Consapevoli che opporvisi sarebbe stata una follia tanto grande quanto l’obiezione stessa, i progettisti decisero di costruire la stazione in segreto, convinti che, prima o dopo, sarebbe tornata utile — e così è stato. Il risultato è che ancora oggi a Piața Romană la banchina della stazione della metropolitana è larga meno di un metro e mezzo, asimmetrica, scomodissima, ma funzionante.

È la prima immagine che mi viene in mente quando scendo dal treno alla stazione temporanea "Monte Carlo Country Club", il circolo che ogni anno, ad aprile, ospita il Masters 1000 di Montecarlo, uno degli appuntamenti più attesi dell’intero anno tennistico. Esattamente a metà tra la vera stazione di Monaco e quella successiva di Roquebrune-Cap-Martine, in territorio francese, questa fermata temporanea sembra proprio ideata da dei progettisti di nascosto a un potente e sanguinario dittatore: un rivolo d’asfalto accompagna sullo sterrato che conduce, quasi di nascosto, all’entrata del circolo vero e proprio.

La stazione ferroviaria provvisoria del Monte Carlo Country Club (Google Maps).

Studiando la sera precedente il programma, ho scoperto con disappunto che la partita di secondo turno tra Sinner e Ruusuvuori sarà il terzo incontro sul Court des Princes, il campo secondario, giusto a poche decine di metri da quello per cui ho il biglietto, ovvero il Court Ranier III, intitolato al principe costruttore, il sovrano che nella seconda metà del Novecento ha contribuito a cambiare per sempre l’estetica urbanistica di Montecarlo.
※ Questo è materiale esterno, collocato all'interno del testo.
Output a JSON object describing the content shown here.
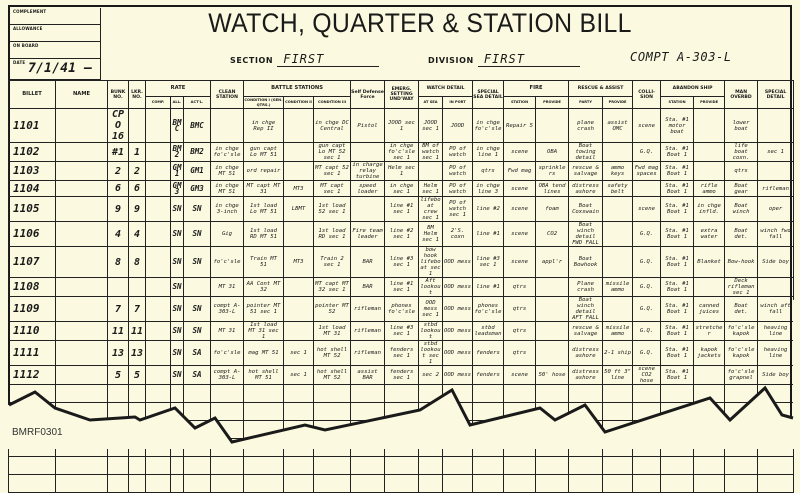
{
  "title": "WATCH, QUARTER & STATION BILL",
  "info_box": {
    "complement_label": "COMPLEMENT",
    "allowance_label": "ALLOWANCE",
    "on_board_label": "ON BOARD",
    "date_label": "DATE",
    "date_value": "7/1/41 —"
  },
  "section": {
    "label": "SECTION",
    "value": "FIRST"
  },
  "division": {
    "label": "DIVISION",
    "value": "FIRST"
  },
  "compartment": "COMPT A-303-L",
  "headers": {
    "billet": "BILLET",
    "name": "NAME",
    "bunk": "BUNK NO.",
    "locker": "LKR. NO.",
    "rate": "RATE",
    "rate_comp": "COMP.",
    "rate_all": "ALL.",
    "rate_act": "ACT'L.",
    "clean": "CLEAN STATION",
    "battle": "BATTLE STATIONS",
    "cond1": "CONDITION I (GEN. QTRS.)",
    "cond2": "CONDITION II",
    "cond3": "CONDITION III",
    "self_defense": "Self Defense Force",
    "emerg": "EMERG. SETTING UND'WAY",
    "watch": "WATCH DETAIL",
    "at_sea": "AT SEA",
    "in_port": "IN PORT",
    "special_sea": "SPECIAL SEA DETAIL",
    "fire": "FIRE",
    "fire_station": "STATION",
    "fire_provide": "PROVIDE",
    "rescue": "RESCUE & ASSIST",
    "rescue_party": "PARTY",
    "rescue_provide": "PROVIDE",
    "collision": "COLLI-SION",
    "abandon": "ABANDON SHIP",
    "abandon_station": "STATION",
    "abandon_provide": "PROVIDE",
    "man_overboard": "MAN OVERBD",
    "special_detail": "SPECIAL DETAIL"
  },
  "rows": [
    [
      "1101",
      "",
      "CPO 16",
      "",
      "",
      "BMC",
      "BMC",
      "",
      "in chge Rep II",
      "",
      "in chge DC Central",
      "Pistol",
      "JOOD sec 1",
      "JOOD sec 1",
      "JOOD",
      "in chge fo'c'sle",
      "Repair 5",
      "",
      "plane crash",
      "assist OMC",
      "scene",
      "Sta. #1 motor boat",
      "",
      "lower boat",
      ""
    ],
    [
      "1102",
      "",
      "#1",
      "1",
      "",
      "BM2",
      "BM2",
      "in chge fo'c'sle",
      "gun capt Lo MT 51",
      "",
      "gun capt Lo MT 52 sec 1",
      "",
      "in chge fo'c'sle sec 1",
      "BM of watch sec 1",
      "PO of watch",
      "in chge line 1",
      "scene",
      "OBA",
      "Boat towing detail",
      "",
      "G.Q.",
      "Sta. #1 Boat 1",
      "",
      "life boat coxn.",
      "sec 1"
    ],
    [
      "1103",
      "",
      "2",
      "2",
      "",
      "GM1",
      "GM1",
      "in chge MT 51",
      "ord repair",
      "",
      "MT capt 52 sec 1",
      "in charge relay turbine",
      "Helm sec 1",
      "",
      "PO of watch",
      "qtrs",
      "Fwd mag",
      "sprinklers",
      "rescue & salvage",
      "ammo keys",
      "Fwd mag spaces",
      "Sta. #1 Boat 1",
      "",
      "qtrs",
      ""
    ],
    [
      "1104",
      "",
      "6",
      "6",
      "",
      "GM3",
      "GM3",
      "in chge MT 51",
      "MT capt MT 31",
      "MT3",
      "MT capt sec 1",
      "speed loader",
      "in chge sec 1",
      "Helm sec 1",
      "PO of watch",
      "in chge line 3",
      "scene",
      "OBA tend lines",
      "distress ashore",
      "safety belt",
      "",
      "Sta. #1 Boat 1",
      "rifle ammo",
      "Boat gear",
      "rifleman"
    ],
    [
      "1105",
      "",
      "9",
      "9",
      "",
      "SN",
      "SN",
      "in chge 3-inch",
      "1st load Lo MT 51",
      "LBMT",
      "1st load 52 sec 1",
      "",
      "line #1 sec 1",
      "lifeboat crew sec 1",
      "PO of watch sec 1",
      "line #2",
      "scene",
      "foam",
      "Boat Coxswain",
      "",
      "scene",
      "Sta. #1 Boat 1",
      "in chge infld.",
      "Boat winch",
      "oper"
    ],
    [
      "1106",
      "",
      "4",
      "4",
      "",
      "SN",
      "SN",
      "Gig",
      "1st load RD MT 51",
      "",
      "1st load RD sec 1",
      "Fire team leader",
      "line #2 sec 1",
      "BM Helm sec 1",
      "2'S. coxn",
      "line #1",
      "scene",
      "CO2",
      "Boat winch detail FWD FALL",
      "",
      "G.Q.",
      "Sta. #1 Boat 1",
      "extra water",
      "Boat det.",
      "winch fwd fall"
    ],
    [
      "1107",
      "",
      "8",
      "8",
      "",
      "SN",
      "SN",
      "fo'c'sle",
      "Train MT 51",
      "MT3",
      "Train 2 sec 1",
      "BAR",
      "line #3 sec 1",
      "bow hook lifeboat sec 1",
      "OOD mess",
      "line #3 sec 1",
      "scene",
      "appl'r",
      "Boat Bowhook",
      "",
      "G.Q.",
      "Sta. #1 Boat 1",
      "Blanket",
      "Bow-hook",
      "Side boy"
    ],
    [
      "1108",
      "",
      "",
      "",
      "",
      "SN",
      "",
      "MT 31",
      "AA Cont MT 32",
      "",
      "MT capt MT 32 sec 1",
      "BAR",
      "line #1 sec 1",
      "Aft lookout",
      "OOD mess",
      "line #1",
      "qtrs",
      "",
      "Plane crash",
      "missile ammo",
      "G.Q.",
      "Sta. #1 Boat 1",
      "",
      "Deck rifleman sec 1",
      ""
    ],
    [
      "1109",
      "",
      "7",
      "7",
      "",
      "SN",
      "SN",
      "compt A-303-L",
      "pointer MT 51 sec 1",
      "",
      "pointer MT 52",
      "rifleman",
      "phones fo'c'sle",
      "OOD mess sec 1",
      "OOD mess",
      "phones fo'c'sle",
      "qtrs",
      "",
      "Boat winch detail AFT FALL",
      "",
      "G.Q.",
      "Sta. #1 Boat 1",
      "canned juices",
      "Boat det.",
      "winch aft fall"
    ],
    [
      "1110",
      "",
      "11",
      "11",
      "",
      "SN",
      "SN",
      "MT 31",
      "1st load MT 31 sec 1",
      "",
      "1st load MT 31",
      "rifleman",
      "line #3 sec 1",
      "stbd lookout",
      "OOD mess",
      "stbd leadsman",
      "qtrs",
      "",
      "rescue & salvage",
      "missile ammo",
      "G.Q.",
      "Sta. #1 Boat 1",
      "stretcher",
      "fo'c'sle kapok",
      "heaving line"
    ],
    [
      "1111",
      "",
      "13",
      "13",
      "",
      "SN",
      "SA",
      "fo'c'sle",
      "mag MT 51",
      "sec 1",
      "hot shell MT 52",
      "rifleman",
      "fenders sec 1",
      "stbd lookout sec 1",
      "OOD mess",
      "fenders",
      "qtrs",
      "",
      "distress ashore",
      "2-1 ship",
      "G.Q.",
      "Sta. #1 Boat 1",
      "kapok jackets",
      "fo'c'sle kapok",
      "heaving line"
    ],
    [
      "1112",
      "",
      "5",
      "5",
      "",
      "SN",
      "SA",
      "compt A-303-L",
      "hot shell MT 51",
      "sec 1",
      "hot shell MT 52",
      "assist BAR",
      "fenders sec 1",
      "sec 2",
      "OOD mess",
      "fenders",
      "scene",
      "50' hose",
      "distress ashore",
      "50 ft 3\" line",
      "scene CO2 hose",
      "Sta. #1 Boat 1",
      "",
      "fo'c'sle grapnel",
      "Side boy"
    ]
  ],
  "footer_code": "BMRF0301",
  "colors": {
    "paper": "#fbf9df",
    "ink": "#1a1a1a"
  }
}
Non c’è da lamentarsi, per carità: sul Ranier III, il programma prevede in apertura l’incontro tra Sebastian Korda e Carlos Alcaraz, giovani che si sono incontrati l’ultima volta nella finale delle Next Gen Finals dello scorso novembre, vinta dallo spagnolo. Meno affascinante il derby scandinavo tra Casper Ruud e Holger Rune, mentre il destino tricolore mi ha ricompensato di avermi sottratto Sinner regalandomi l’incontro interessante tra Lorenzo Musetti e Felix Augier-Aliassime, prima che Alexander Zverev, numero 3 al mondo, chiuda la giornata contro Federico Delbonis.

Con davanti un’intera giornata di tennis, il pubblico se la prende comoda e durante i primi game sembra affollare più il negozio di souvenir che gli spalti. Mi concedo un cappellino dal valore sì commemorativo, ma anche strettamente necessario ad affrontare le lunghe ore di sole che mi aspettano. Accanto intravedo uno stand che propone qualche sfizio culinario; leggo nella prima riga di arancini a 7€, e mi manca il coraggio di scorrere più in basso.
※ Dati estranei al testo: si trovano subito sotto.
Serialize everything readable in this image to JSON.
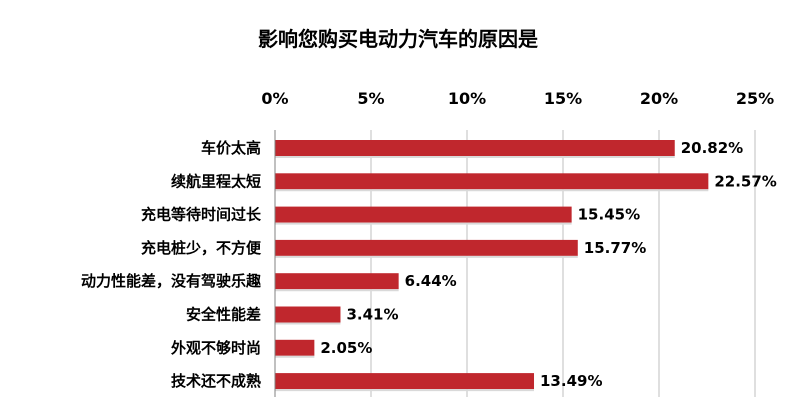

Se Monte Carlo è un posto per ricchi, il suo club di tennis — che per necessità geografiche sorge in realtà tecnicamente in Francia — ne è la sublimazione. I prezzi, arancini a parte, sono in realtà alti ma all’interno di una loro sensatezza; è l’atmosfera a essere preziosa, aristocratica.

In Una cosa divertente che non farò mai più, David Foster Wallace racconta di una sua settimana in crociera e di come l’organizzazione tenti di imporre il divertimento ai propri clienti, con l’ambizione ultima di sostituirsi alla percezione stessa dell’esperienza: il passeggero viene convinto di essere nel miglior posto possibile, e questa narrazione finisce per annebbiare ciò che prova effettivamente. A Montecarlo va in scena una simile opera di convincimento, anche se implicita. Tu non stai soltanto andando ad ammirare i giocatori migliori del mondo: tu sei anche il pubblico migliore del mondo.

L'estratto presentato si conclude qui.